# Who Is Your AI Agent Acting For? RFC 8693 On-Behalf-Of Delegation

### Table of Contents

- Introduction
- The Problem: agents are anonymous proxies
- Enter RFC 8693: Token Exchange, On-Behalf-Of
- The Architecture
- The Identity Flow, Step by Step
- Token Anatomy
- Where Authorization Actually Happens
- Observability: Watching Delegation Happen
- Security Properties
- Conclusion
- Reflections



Here we are. Everyone is wiring AI agents to real systems — Kubernetes clusters, CI pipelines, internal APIs — and almost nobody is asking the boring question first: **when the agent calls a tool, who is it?**

## Introduction

I've been playing with MCP tool servers and agentic loops for a while, and there was one thing that made me crazy: every downstream system sees the agent's service account. Always. The human who asked for the task disappears at the first hop.

So I built a small, fully local POC to answer one question: can every hop of an agentic workflow — the LLM proxy, every single MCP tool call — carry **both identities**, the human *and* the agent, in a token that's cryptographically real and independently verifiable?

Spoiler: yes. The standard has existed since 2020. It's **RFC 8693 Token Exchange**, and Keycloak speaks it out of the box.

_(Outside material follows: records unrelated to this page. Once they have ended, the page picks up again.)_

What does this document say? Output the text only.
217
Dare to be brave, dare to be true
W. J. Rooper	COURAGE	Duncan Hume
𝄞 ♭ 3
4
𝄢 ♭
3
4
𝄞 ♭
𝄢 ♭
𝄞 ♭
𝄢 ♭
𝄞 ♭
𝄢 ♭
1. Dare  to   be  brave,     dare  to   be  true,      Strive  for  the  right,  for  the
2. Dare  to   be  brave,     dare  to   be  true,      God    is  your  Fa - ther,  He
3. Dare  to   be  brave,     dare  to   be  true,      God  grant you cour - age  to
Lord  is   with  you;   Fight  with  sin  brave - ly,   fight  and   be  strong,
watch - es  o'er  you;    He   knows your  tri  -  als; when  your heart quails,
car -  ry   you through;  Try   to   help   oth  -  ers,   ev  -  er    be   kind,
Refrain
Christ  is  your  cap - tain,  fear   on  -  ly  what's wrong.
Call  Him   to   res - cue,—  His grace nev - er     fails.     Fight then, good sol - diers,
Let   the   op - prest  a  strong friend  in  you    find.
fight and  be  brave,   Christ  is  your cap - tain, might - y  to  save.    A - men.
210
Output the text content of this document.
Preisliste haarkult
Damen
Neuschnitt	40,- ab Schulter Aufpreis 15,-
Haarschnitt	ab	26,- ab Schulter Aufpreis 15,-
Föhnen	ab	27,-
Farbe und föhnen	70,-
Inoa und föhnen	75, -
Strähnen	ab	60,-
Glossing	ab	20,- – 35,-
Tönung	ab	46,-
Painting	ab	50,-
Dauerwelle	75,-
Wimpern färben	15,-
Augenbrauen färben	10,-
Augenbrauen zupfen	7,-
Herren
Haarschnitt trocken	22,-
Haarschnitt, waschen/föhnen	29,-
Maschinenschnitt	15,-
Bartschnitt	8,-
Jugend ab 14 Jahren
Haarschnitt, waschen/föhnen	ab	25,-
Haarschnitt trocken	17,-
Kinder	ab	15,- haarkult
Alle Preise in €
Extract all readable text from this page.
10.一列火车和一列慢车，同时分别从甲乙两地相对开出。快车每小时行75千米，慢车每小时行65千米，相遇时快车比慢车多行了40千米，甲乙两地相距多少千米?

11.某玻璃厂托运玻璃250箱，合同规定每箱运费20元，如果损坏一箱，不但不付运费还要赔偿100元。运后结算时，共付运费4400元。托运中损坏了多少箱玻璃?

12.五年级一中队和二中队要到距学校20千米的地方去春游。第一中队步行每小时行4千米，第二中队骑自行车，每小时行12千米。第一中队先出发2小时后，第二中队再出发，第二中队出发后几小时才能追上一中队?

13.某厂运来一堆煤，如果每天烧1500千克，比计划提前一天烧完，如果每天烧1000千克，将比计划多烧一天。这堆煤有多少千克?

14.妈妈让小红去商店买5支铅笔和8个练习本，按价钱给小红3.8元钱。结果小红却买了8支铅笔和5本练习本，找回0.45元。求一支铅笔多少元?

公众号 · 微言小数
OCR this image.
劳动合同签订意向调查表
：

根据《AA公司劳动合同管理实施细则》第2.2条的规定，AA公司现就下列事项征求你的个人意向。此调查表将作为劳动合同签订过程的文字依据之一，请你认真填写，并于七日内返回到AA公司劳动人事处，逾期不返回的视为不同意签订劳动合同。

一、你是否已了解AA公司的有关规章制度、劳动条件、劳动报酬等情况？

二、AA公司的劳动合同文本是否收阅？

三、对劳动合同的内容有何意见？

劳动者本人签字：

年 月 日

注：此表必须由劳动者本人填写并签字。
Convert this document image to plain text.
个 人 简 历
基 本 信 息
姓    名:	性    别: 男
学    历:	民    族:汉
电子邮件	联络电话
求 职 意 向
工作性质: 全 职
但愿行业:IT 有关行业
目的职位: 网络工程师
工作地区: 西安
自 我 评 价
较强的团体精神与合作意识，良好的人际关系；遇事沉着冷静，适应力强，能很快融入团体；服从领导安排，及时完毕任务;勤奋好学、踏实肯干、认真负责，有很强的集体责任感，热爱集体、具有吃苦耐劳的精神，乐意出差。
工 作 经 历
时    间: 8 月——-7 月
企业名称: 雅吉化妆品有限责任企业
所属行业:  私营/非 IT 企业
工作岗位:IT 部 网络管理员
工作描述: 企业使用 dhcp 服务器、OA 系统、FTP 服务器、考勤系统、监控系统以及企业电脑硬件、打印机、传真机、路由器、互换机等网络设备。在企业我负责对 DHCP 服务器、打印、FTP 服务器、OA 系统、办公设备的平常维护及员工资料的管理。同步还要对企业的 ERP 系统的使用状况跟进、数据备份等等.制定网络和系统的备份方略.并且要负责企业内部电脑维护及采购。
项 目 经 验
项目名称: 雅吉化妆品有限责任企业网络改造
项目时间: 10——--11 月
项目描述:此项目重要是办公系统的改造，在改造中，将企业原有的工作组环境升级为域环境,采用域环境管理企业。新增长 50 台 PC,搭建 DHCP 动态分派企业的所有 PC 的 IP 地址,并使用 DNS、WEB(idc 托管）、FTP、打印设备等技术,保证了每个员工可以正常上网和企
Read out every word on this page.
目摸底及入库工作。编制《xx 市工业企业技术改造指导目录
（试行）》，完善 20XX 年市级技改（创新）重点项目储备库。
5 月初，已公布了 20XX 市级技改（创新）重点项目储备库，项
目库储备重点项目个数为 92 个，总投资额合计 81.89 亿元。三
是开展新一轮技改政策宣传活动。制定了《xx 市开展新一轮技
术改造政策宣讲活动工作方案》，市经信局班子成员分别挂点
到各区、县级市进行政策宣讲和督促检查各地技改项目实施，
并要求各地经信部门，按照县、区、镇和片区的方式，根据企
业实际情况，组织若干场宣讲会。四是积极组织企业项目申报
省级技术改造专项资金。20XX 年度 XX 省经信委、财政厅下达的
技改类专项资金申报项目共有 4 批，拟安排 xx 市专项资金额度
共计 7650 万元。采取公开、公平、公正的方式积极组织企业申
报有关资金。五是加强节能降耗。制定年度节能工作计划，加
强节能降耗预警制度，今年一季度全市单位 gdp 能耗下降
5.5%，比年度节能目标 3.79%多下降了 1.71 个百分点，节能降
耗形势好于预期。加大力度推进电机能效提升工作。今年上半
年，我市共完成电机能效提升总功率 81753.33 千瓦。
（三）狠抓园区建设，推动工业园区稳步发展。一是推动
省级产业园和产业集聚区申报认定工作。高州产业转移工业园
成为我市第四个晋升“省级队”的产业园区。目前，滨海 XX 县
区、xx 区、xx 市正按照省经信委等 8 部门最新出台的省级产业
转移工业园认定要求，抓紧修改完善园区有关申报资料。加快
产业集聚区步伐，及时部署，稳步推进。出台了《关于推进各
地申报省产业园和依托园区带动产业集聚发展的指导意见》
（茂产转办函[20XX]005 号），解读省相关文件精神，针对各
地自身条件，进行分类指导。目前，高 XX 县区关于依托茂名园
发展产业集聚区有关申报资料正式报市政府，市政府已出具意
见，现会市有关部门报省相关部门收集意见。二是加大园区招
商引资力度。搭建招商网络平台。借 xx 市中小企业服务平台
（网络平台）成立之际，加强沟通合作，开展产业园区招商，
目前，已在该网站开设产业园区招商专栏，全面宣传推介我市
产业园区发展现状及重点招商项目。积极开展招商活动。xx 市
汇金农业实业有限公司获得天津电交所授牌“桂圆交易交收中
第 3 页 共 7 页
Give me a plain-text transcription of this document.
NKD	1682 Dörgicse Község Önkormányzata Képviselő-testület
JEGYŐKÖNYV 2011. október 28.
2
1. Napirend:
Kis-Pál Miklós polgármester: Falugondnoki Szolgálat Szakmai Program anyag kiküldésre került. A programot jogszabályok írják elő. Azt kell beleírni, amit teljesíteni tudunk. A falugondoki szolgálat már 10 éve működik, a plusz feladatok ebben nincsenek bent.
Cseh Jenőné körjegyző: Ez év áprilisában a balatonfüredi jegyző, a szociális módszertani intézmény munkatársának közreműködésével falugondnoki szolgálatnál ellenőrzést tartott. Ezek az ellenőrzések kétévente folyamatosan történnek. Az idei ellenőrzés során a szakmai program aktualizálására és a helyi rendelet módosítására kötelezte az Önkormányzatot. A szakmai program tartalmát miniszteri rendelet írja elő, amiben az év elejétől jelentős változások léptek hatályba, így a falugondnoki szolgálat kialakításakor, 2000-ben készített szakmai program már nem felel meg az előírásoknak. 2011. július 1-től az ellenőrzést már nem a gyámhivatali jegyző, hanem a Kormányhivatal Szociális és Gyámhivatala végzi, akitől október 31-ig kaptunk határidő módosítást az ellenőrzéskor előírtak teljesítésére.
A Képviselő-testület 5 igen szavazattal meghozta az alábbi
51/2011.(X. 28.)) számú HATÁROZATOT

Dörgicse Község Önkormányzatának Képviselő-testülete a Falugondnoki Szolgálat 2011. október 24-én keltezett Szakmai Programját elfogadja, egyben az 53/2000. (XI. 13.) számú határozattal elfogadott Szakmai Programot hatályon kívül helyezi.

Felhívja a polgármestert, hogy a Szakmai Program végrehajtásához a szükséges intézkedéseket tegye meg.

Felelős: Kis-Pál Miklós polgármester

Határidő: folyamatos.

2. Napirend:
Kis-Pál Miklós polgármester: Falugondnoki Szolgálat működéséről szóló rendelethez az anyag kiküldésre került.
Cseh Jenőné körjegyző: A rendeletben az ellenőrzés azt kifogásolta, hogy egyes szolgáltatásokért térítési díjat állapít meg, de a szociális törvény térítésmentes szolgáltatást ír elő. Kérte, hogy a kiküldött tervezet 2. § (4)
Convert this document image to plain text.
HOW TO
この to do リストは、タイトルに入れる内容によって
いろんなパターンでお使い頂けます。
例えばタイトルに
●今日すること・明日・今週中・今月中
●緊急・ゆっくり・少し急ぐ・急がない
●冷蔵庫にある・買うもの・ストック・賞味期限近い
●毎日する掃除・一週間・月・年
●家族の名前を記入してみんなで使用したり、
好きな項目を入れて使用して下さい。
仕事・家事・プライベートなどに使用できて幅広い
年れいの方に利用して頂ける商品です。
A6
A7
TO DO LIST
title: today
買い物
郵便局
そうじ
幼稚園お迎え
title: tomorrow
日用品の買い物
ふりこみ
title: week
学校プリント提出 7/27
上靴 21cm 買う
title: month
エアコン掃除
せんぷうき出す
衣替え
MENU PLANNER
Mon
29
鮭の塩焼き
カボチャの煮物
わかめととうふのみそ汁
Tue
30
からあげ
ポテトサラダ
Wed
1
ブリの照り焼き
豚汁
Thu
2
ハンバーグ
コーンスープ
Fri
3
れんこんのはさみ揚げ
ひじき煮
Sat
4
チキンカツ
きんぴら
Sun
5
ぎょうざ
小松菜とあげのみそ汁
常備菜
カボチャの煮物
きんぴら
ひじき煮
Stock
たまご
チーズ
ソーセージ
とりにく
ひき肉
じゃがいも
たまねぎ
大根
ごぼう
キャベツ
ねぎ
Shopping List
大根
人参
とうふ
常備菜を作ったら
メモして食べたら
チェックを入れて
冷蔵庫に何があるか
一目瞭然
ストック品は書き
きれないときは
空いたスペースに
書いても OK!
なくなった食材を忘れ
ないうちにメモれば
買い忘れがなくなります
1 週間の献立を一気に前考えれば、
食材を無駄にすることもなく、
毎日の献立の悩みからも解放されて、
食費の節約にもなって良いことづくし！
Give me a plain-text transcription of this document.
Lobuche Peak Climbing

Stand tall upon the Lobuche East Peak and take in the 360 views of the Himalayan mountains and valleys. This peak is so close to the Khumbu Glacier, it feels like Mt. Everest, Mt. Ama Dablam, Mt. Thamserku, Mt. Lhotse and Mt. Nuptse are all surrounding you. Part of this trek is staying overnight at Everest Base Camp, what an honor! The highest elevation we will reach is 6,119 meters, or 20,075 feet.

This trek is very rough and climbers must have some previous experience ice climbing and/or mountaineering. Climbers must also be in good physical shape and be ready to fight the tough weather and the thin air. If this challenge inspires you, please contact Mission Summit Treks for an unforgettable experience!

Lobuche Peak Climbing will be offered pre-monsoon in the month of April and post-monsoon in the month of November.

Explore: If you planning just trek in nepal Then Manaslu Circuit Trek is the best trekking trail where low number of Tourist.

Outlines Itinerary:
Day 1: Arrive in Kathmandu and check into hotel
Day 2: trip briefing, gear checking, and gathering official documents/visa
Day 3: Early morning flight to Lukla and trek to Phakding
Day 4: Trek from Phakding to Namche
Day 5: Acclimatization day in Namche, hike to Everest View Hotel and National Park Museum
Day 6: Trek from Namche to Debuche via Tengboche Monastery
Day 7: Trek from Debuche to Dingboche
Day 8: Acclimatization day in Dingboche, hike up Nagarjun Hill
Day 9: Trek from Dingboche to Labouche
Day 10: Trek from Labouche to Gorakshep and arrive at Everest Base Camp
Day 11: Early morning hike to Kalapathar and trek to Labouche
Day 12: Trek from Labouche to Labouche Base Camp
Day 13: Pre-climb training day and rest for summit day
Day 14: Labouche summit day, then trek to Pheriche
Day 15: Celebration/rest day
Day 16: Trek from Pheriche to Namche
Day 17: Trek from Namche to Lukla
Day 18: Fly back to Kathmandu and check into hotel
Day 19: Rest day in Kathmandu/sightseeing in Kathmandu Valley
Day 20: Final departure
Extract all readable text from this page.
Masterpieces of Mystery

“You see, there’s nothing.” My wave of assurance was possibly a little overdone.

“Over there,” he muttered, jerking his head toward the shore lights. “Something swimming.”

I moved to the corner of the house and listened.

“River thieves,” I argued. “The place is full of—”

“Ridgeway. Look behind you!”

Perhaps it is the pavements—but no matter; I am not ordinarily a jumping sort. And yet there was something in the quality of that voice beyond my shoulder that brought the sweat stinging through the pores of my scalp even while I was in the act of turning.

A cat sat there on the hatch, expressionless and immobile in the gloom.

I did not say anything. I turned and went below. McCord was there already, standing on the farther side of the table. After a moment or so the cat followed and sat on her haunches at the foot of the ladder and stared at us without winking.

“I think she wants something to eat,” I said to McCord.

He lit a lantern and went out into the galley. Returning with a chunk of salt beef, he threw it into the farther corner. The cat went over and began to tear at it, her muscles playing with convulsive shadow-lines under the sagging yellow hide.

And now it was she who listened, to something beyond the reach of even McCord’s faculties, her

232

In this article, I'll walk you through the architecture: a broker that exchanges the user's token for a delegated one, an agent that never sees the user's raw credential, and an audit trail that can finally answer *"what did alice actually do through this agent?"*

Everything runs in Docker on localhost — no cloud, no VPN, no TLS ceremony. Keycloak, a Python broker, a FastAPI agent, LiteLLM, a mock MCP server, Redis — plus Prometheus and Grafana, because a delegation chain you can't observe is a delegation chain you can't trust.

## The Problem: agents are anonymous proxies

The classic setup: alice logs into some portal, submits a task, an agent picks it up and starts calling tools with its own service-account credentials. Every MCP call arrives as:

```json
{ "sub": "agent-service" }
```

The tool server can answer *"is this agent allowed?"* — but not *"is **alice** allowed to do this **via** this agent?"* Those are very different questions:

- **Permissions**: alice can deploy to staging, bob can deploy to prod. With a shared service account, both can do everything the agent can.
- **Audit**: the action is attributed to a generic service account. Good luck with that during an incident review.
- **Revocation**: alice leaves the company, her session dies — but the agent keeps running with its own credentials, hours later.
- **Rate limiting**: per-agent quota instead of per-user quota. One noisy user starves everyone.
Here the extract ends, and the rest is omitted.